Esa noche, sus jefes desistieron de continuar las operaciones. Con sus caballos perdidos, innumerables heridos de distinta consideración y sin provisiones, no consideraron posible llevar a cabo el sitio de la ciudad. Con esto, la jornada del Río Colorado se convirtió en una épica victoria para los tucumanos.

Nabor Córdoba recordaba en la referida nota a los jefes que obedecían a Del Campo: “el antiguo veterano coronel Don (Juan) Elías, el viejo patriota coronel D. Domingo Aráoz, el digno coronel D. Julián Murga, el valiente coronel D. Lucas Ibiri, el intrépido teniente coronel D. Octavio Luna, los bravos comandantes D. Bernabé Aráoz, D. Amadeo Alurralde, D. José Gabriel Paz, D. Arismendi, el capitán D. Bulacio, y a más un grupo de oficiales de las tres armas, todos acreedores, como el gallardo capitán D. (David) Zavalía, a los laureles del triunfo” (ibídem).

Durante generaciones se cantaron en los fogones los detalles de esa acción.

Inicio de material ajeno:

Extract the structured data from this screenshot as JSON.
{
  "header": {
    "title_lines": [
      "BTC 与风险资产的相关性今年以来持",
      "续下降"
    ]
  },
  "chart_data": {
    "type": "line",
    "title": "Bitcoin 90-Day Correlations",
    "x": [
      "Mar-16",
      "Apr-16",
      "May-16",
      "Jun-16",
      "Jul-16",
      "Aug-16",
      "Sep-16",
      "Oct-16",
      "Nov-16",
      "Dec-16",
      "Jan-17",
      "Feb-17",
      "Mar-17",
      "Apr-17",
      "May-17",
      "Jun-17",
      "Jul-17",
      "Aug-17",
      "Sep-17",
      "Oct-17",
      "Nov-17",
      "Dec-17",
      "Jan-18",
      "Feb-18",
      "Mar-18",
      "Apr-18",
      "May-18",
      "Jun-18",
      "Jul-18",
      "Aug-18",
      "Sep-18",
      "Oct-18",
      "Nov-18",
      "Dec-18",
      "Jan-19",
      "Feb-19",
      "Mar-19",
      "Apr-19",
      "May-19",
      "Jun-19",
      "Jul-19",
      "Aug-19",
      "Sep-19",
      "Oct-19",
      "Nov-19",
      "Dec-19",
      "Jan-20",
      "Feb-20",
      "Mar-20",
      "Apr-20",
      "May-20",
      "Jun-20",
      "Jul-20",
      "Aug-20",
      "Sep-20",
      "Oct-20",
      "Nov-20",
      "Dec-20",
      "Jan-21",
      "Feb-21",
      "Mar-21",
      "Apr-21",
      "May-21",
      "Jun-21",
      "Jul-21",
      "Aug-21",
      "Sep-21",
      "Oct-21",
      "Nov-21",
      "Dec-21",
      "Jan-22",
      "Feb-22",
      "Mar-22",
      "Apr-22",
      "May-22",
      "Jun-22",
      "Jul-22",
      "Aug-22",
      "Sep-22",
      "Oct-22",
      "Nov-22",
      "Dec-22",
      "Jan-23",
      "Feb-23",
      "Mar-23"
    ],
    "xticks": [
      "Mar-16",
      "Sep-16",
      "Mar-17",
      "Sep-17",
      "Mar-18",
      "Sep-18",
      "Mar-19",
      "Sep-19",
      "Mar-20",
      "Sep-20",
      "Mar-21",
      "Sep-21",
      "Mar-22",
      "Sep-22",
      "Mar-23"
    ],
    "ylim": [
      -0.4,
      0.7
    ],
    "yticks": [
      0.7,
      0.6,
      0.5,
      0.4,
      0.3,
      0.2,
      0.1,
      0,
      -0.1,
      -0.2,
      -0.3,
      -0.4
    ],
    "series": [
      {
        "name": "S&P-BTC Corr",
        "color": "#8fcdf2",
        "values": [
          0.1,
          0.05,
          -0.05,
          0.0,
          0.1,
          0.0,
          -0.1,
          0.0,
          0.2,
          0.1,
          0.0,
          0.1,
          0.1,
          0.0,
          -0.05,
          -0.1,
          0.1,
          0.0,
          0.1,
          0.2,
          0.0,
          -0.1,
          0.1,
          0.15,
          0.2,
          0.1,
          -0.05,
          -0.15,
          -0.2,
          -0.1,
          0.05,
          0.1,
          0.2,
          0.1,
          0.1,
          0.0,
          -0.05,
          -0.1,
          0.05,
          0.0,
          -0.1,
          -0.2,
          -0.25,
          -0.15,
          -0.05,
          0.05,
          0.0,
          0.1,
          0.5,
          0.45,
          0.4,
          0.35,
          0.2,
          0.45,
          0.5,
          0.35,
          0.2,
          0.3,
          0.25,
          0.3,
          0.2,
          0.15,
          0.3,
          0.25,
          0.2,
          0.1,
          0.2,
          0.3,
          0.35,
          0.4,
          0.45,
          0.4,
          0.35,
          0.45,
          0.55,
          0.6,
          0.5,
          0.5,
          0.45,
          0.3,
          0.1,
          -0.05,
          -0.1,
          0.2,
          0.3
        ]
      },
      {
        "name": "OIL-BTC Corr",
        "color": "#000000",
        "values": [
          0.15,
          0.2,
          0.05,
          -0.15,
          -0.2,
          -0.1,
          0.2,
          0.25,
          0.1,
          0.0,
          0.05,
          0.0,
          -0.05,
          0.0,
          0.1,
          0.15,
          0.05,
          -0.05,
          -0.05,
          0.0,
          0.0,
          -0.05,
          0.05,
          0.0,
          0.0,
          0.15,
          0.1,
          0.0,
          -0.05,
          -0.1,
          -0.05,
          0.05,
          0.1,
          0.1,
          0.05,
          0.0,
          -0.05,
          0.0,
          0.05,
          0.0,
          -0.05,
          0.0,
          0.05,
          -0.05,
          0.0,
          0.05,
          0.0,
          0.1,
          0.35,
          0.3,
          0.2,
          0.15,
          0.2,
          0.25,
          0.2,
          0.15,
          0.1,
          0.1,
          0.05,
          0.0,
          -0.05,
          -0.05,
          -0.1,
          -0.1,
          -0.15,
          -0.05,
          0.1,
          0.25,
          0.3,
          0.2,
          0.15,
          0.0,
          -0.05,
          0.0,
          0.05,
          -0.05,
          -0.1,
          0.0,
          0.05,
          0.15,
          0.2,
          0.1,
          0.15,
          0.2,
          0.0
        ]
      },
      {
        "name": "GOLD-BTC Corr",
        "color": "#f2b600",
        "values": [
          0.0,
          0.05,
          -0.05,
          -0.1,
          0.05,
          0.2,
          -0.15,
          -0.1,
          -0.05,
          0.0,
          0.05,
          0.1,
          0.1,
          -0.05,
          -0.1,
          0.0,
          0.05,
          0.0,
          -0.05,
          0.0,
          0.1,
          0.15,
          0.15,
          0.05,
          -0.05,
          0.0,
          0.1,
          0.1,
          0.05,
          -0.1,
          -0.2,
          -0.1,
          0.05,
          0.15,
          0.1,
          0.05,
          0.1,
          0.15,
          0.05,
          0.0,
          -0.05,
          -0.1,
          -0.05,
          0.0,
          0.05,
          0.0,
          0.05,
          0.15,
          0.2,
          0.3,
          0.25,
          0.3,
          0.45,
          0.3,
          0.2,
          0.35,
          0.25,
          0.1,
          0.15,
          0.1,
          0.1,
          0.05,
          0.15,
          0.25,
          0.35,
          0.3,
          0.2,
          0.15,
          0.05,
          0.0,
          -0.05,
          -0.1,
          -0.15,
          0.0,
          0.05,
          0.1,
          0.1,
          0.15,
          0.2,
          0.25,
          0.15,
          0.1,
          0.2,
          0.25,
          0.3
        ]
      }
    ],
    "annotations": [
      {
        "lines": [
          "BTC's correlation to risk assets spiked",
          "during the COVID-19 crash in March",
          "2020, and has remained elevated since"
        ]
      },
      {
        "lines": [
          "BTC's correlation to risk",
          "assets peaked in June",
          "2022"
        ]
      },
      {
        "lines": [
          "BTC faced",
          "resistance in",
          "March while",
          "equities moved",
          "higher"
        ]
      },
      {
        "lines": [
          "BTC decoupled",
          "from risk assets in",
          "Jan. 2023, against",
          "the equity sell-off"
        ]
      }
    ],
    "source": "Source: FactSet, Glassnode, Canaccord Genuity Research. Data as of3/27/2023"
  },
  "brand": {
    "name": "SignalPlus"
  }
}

Del Campo, al día siguiente entró a la ciudad de Tucumán como un líder victorioso, en medio de la algarabía del pueblo que lo ovacionaba y empujaba para llegar a él. Poco después los miembros de la Sala de Representantes lo volvieron a designar gobernador de Tucumán.

Brindis macabro

En noviembre de 1863, llegó la noticia a Tucumán de que habían matado al Chacho Peñaloza en Olta. Uno de los capitanes de la partida, le envió al Cura Campo una de las orejas del caudillo, conociendo su enemistad.

El mandatario tuvo entonces la ocurrencia de invitar a lo mejor de la población a un brindis con serenata en el “Café de la Armonía”, luego organizó una recepción en su casa de la ciudad.

Cuando la fiesta estaba en su apogeo, hizo ingresar a un edecán con una bandeja de plata tapada. Propuso un brindis y al momento de levantar las copas, destapó la bandeja y mostró la sangrienta presea. Nadie osó reprender al cura Campo, por lo macabro de la broma.

Bibliografía: Cárdenas, Felipe, “Vida, muerte y resurrección del Chacho”. Ed. El Alba. Buenos Aires (1974); De la Colina, Salvador, “Crónicas riojanas y catamarqueñas”, J. Lajouane & Cía. Editores, Buenos Aires (1920); Efemérides Patricios de Vuelta de Obligado, El Liberal, Tucumán (1863).